The storm was “likely to cause widespread destruction and coastal flooding along Baluchistan coast due to extremely heavy rainfall, gale [force] winds and associated storm surge”, Qamar-uz-Zaman Chaudhry, director-general of the Pakistan meteorological department, said on Tuesday.
He said the storm’s intensity was decelerating and would subside by evening.
Most of the 120,000 residents of the southwestern port city of Gwadar were moved to higher ground, Abdul Ghaffar Hoth, the city’s mayor, said.
People from other smaller towns were also moved inland to escape the cyclone.
“We have imposed an emergency in the district and asked the army and other forces to be on alert,” he said.

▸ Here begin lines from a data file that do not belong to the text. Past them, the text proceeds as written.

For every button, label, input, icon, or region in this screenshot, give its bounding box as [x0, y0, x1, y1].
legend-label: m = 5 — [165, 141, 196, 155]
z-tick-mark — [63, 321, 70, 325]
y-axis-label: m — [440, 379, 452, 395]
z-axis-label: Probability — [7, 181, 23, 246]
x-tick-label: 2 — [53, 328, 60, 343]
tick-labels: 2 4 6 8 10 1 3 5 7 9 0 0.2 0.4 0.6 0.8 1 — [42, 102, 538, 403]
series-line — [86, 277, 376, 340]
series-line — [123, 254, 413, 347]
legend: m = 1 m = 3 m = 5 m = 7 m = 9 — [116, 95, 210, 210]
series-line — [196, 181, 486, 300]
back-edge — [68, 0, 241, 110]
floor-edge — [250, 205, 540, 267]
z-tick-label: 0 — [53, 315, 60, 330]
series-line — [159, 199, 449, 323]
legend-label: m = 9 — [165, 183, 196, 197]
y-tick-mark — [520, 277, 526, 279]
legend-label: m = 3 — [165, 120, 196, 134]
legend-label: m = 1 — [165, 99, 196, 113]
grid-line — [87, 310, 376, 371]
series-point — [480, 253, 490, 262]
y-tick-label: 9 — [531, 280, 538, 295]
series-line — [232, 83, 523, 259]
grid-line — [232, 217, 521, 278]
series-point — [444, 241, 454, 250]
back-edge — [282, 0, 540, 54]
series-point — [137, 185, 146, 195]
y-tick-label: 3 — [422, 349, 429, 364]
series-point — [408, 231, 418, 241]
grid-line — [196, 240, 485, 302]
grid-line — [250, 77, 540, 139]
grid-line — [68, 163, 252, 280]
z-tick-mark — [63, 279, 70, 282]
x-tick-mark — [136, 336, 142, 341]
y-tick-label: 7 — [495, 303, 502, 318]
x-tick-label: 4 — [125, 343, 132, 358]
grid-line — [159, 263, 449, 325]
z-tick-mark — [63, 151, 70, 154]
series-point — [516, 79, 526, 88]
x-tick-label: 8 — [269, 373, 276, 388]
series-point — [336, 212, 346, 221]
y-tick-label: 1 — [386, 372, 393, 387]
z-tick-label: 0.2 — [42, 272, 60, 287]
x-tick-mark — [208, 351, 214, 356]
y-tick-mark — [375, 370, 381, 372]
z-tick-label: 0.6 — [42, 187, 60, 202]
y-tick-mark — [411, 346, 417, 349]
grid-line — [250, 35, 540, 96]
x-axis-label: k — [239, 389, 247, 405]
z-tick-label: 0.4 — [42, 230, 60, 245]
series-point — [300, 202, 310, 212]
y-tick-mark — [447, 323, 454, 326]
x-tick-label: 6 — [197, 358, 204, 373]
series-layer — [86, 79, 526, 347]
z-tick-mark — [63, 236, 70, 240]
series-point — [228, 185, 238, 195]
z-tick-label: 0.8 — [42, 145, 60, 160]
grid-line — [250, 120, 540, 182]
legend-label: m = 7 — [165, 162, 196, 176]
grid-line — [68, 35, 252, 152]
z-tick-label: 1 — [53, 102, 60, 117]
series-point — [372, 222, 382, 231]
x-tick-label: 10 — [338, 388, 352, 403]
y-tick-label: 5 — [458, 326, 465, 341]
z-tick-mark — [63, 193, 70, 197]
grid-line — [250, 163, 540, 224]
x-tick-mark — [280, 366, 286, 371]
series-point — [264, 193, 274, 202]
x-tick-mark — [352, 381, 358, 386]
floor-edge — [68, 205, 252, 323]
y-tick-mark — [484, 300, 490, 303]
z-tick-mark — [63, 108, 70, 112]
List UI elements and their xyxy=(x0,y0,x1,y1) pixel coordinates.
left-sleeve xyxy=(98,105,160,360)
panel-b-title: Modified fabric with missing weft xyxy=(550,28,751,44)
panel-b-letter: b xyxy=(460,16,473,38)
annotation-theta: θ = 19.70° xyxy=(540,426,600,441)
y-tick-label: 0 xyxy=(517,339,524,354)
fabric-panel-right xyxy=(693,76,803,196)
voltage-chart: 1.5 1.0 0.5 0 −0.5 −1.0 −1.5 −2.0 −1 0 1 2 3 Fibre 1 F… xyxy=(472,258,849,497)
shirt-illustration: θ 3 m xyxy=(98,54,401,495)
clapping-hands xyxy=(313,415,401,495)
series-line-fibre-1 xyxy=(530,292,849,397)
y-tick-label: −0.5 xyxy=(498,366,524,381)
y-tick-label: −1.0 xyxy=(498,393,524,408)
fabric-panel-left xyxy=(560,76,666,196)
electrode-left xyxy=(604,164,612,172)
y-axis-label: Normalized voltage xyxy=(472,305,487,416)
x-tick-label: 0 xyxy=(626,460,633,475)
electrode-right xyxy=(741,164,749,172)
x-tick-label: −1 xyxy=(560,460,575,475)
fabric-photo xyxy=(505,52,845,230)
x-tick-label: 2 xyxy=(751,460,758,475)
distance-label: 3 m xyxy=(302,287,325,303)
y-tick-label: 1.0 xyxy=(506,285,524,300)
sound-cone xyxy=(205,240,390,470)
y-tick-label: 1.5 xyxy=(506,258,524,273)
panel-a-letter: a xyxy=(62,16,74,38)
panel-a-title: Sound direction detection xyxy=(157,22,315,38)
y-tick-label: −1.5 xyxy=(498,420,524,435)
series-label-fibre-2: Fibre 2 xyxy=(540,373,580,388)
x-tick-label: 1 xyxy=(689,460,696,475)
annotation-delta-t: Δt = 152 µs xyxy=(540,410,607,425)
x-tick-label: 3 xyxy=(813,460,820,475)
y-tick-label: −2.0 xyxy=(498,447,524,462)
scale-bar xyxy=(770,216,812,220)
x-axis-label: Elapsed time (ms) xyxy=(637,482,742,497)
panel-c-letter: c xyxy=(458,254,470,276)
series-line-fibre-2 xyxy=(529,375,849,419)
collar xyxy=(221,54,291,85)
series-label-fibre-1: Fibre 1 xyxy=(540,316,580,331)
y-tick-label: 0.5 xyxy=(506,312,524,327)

Residents said the latest cyclone had severed road and telephone links to the affected coastal region, hampering relief efforts.
At least three small boats were reported to have sunk and 18 fishing boats were missing.
A Pakistan navy official said 75 people stranded on four floundering vessels were rescued using helicopters.
Chaudhry said that the “worst appears to be over” for southern Sindh province, which was battered by the storm at the weekend, but that widespread rains would continue until late on Tuesday.
In Karachi, the clean-up was under way after the weekend storm, but many areas remained without electricity or drinking water, four people including an eight-year-old boy were electrocuted by fallen power lines and several riots broke out over the tense situation.
Al Jazeera’s Kamal Hyder said in Karachi: “The water resources of the city are badly contaminated, electric poles are down, telecommunications are down.
“The biggest concern now is that epidemics may follow if the clean-up is not done properly.”
Rains and floods also killed 38 people in neighbouring India over the weekend, raising the toll to 129 since the monsoon season set in four weeks ago, according to official reports.
The United Nations has offered to assist in national and local emergency relief efforts.